Which happens regardless wether tmp is tmpfs or a real filesystem. The
more IO there is the more likely some app gets swapped out.
>> - The file gets written to /tmp, then gets read
>> - Finally, the file gets deleted
With tmps that instantly frees up all the memory and swap used by the
file. With a real FS the file data remains in the dirty cache until such
a time as the disk has cought up with writing it all and then it is
thrown away. So potentially memory is freed up much later.
>> - Then we have randomly very sloppy reaction of apps
>> that were swapped out so that the file could be written
>> in /tmp.
Which, without tmpfs, then has to additionaly first wait for the dirty
cached data to be written out causing huge delays because you get two
seeks per page, 4k read/writes and no read-ahead.

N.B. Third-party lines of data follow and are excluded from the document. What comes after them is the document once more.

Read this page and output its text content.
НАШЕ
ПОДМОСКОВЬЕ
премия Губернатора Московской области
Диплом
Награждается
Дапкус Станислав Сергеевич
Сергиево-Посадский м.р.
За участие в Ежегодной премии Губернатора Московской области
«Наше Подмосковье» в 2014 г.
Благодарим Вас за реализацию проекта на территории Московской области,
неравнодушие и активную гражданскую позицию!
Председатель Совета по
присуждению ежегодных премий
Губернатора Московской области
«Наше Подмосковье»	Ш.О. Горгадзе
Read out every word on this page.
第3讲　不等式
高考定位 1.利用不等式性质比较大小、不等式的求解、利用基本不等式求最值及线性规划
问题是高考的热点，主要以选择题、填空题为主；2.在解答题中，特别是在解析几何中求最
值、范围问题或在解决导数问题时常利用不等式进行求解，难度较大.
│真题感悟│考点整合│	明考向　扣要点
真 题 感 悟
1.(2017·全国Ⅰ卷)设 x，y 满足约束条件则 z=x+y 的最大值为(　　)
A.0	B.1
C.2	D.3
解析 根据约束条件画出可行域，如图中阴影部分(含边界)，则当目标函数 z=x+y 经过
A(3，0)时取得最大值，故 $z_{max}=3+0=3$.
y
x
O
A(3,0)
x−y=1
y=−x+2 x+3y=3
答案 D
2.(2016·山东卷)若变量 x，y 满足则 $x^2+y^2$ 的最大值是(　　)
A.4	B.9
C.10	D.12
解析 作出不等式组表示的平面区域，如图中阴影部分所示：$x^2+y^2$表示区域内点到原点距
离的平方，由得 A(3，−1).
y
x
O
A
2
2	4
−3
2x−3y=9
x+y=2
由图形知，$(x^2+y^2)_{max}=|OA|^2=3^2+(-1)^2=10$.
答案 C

> I believe tmpfs memory is swapped out preferentially, so your scenario
> doesn't have to play out like that. However, paging being a complex
> process, it's not impossible either. Is that something people are
> actually seeing? Because I haven't encountered this.
It happens. But that isn't to say it doesn't equally (or worse) happen
with a real FS.
Paging is a complex process and there are so many factors involved that
predicting the behaviour becomes pure guesswork. I would say both Thomas
and my scenario are equally likely to occur. No matter what the default
is there will be some users that hit the worst case.